Colloq: Xiao-Li Meng

Date: 

Monday, October 17, 2016, 4:15pm to 5:15pm

Location: 

Science Center Rm. 300H

Statistical Paradises and Paradoxes in Big Data

Statisticians are increasingly posed seemingly paradoxical questions, challenging our qualifications for entering the statistical paradises created by Big Data.  Two such questions represent the use of Big Data for population inferences and individualized predictions:  (1) “Which one should I trust:  a 1% survey with 60% response rate or a self-reported administrative dataset covering 80% of the population?” and (2) “Personalized treatments -- that sounds heavenly, but where on earth did they find the right guinea pig for me?”  Investigating the first question reveals a Big Data Paradox: the bigger the data, the more certain we will miss our target.  We need data-quality indexes, not merely quantitative sizes, to answer the question:  a seemingly tiny self-reporting bias will make an on-line database with 160,000,000 entries equivalent to a simple random sample of 400 for estimating population averages.
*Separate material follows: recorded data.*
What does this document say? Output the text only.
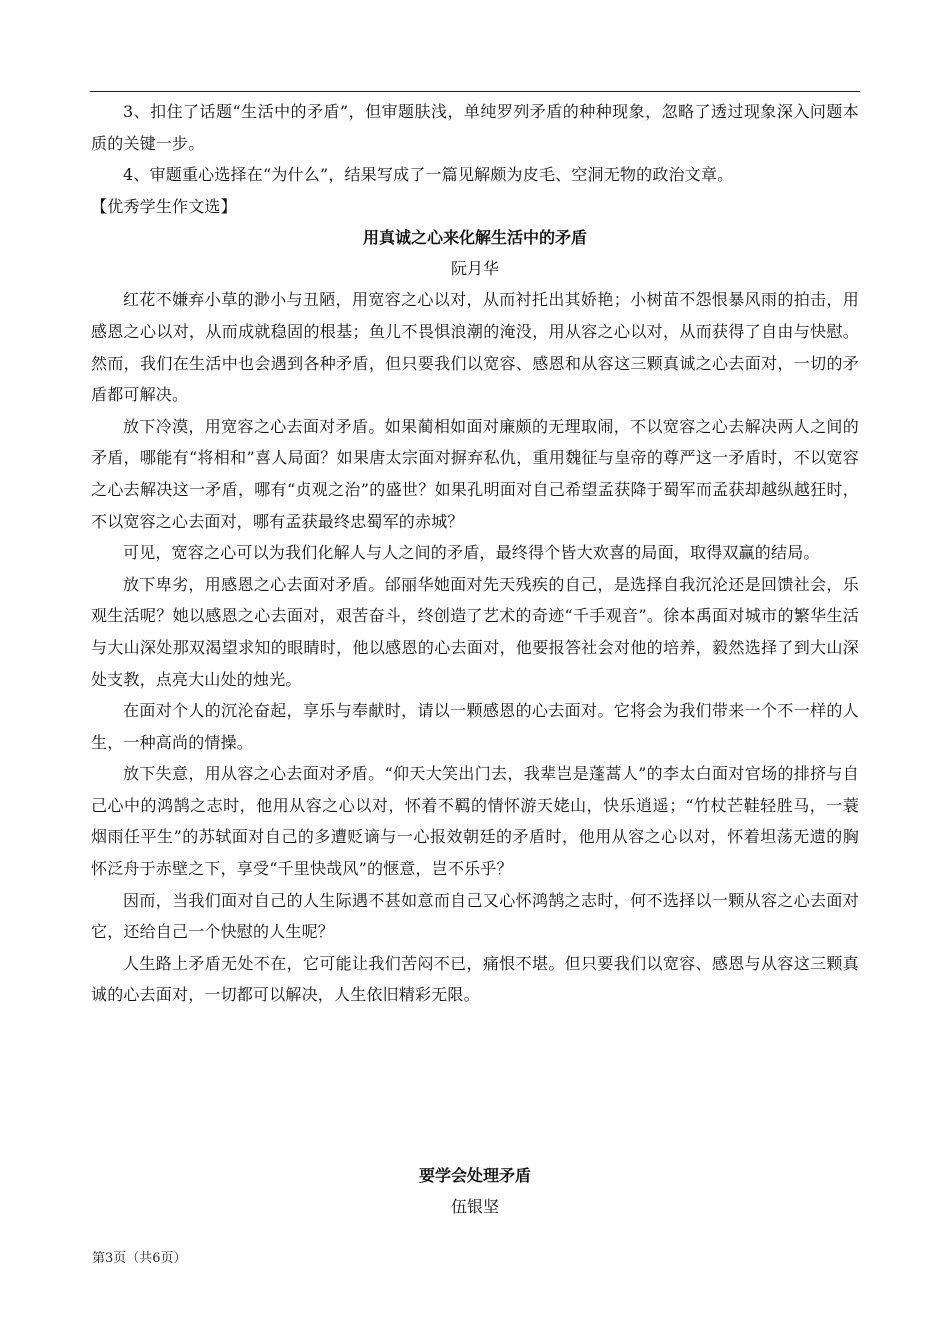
3、扣住了话题“生活中的矛盾”，但审题肤浅，单纯罗列矛盾的种种现象，忽略了透过现象深入问题本质的关键一步。

4、审题重心选择在“为什么”，结果写成了一篇见解颇为皮毛、空洞无物的政治文章。

【优秀学生作文选】

用真诚之心来化解生活中的矛盾

阮月华

红花不嫌弃小草的渺小与丑陋，用宽容之心以对，从而衬托出其娇艳；小树苗不怨恨暴风雨的拍击，用感恩之心以对，从而成就稳固的根基；鱼儿不畏惧浪潮的淹没，用从容之心以对，从而获得了自由与快慰。然而，我们在生活中也会遇到各种矛盾，但只要我们以宽容、感恩和从容这三颗真诚之心去面对，一切的矛盾都可解决。

放下冷漠，用宽容之心去面对矛盾。如果蔺相如面对廉颇的无理取闹，不以宽容之心去解决两人之间的矛盾，哪能有“将相和”喜人局面？如果唐太宗面对摒弃私仇，重用魏征与皇帝的尊严这一矛盾时，不以宽容之心去解决这一矛盾，哪有“贞观之治”的盛世？如果孔明面对自己希望孟获降于蜀军而孟获却越纵越狂时，不以宽容之心去面对，哪有孟获最终忠蜀军的赤城？

可见，宽容之心可以为我们化解人与人之间的矛盾，最终得个皆大欢喜的局面，取得双赢的结局。

放下卑劣，用感恩之心去面对矛盾。邰丽华她面对先天残疾的自己，是选择自我沉沦还是回馈社会，乐观生活呢？她以感恩之心去面对，艰苦奋斗，终创造了艺术的奇迹“千手观音”。徐本禹面对城市的繁华生活与大山深处那双渴望求知的眼睛时，他以感恩的心去面对，他要报答社会对他的培养，毅然选择了到大山深处支教，点亮大山处的烛光。

在面对个人的沉沦奋起，享乐与奉献时，请以一颗感恩的心去面对。它将会为我们带来一个不一样的人生，一种高尚的情操。

放下失意，用从容之心去面对矛盾。“仰天大笑出门去，我辈岂是蓬蒿人”的李太白面对官场的排挤与自己心中的鸿鹄之志时，他用从容之心以对，怀着不羁的情怀游天姥山，快乐逍遥；“竹杖芒鞋轻胜马，一蓑烟雨任平生”的苏轼面对自己的多遭贬谪与一心报效朝廷的矛盾时，他用从容之心以对，怀着坦荡无遗的胸怀泛舟于赤壁之下，享受“千里快哉风”的惬意，岂不乐乎？

因而，当我们面对自己的人生际遇不甚如意而自己又心怀鸿鹄之志时，何不选择以一颗从容之心去面对它，还给自己一个快慰的人生呢？

人生路上矛盾无处不在，它可能让我们苦闷不已，痛恨不堪。但只要我们以宽容、感恩与从容这三颗真诚的心去面对，一切都可以解决，人生依旧精彩无限。

要学会处理矛盾

伍银坚

第3页（共6页）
The second question is fundamentally yoked to the familiar Simpson's Paradox:  how do we ensure that the level of aggregation (i.e., data resolution) does not alter our (treatment) conclusions?  A multi-resolution framework, inspired by wavelets, provides a theoretical platform for studying statistical evidence for predicting individual outcomes.  In contrast to the first question, where the goal is to infer population quantities from samples, with the second question we seek a primary inference resolution, that is, a sensible bias-variance tradeoff to form populations for approximating individuals.  Theoretical links between optimal resolution and sparsity will be discussed.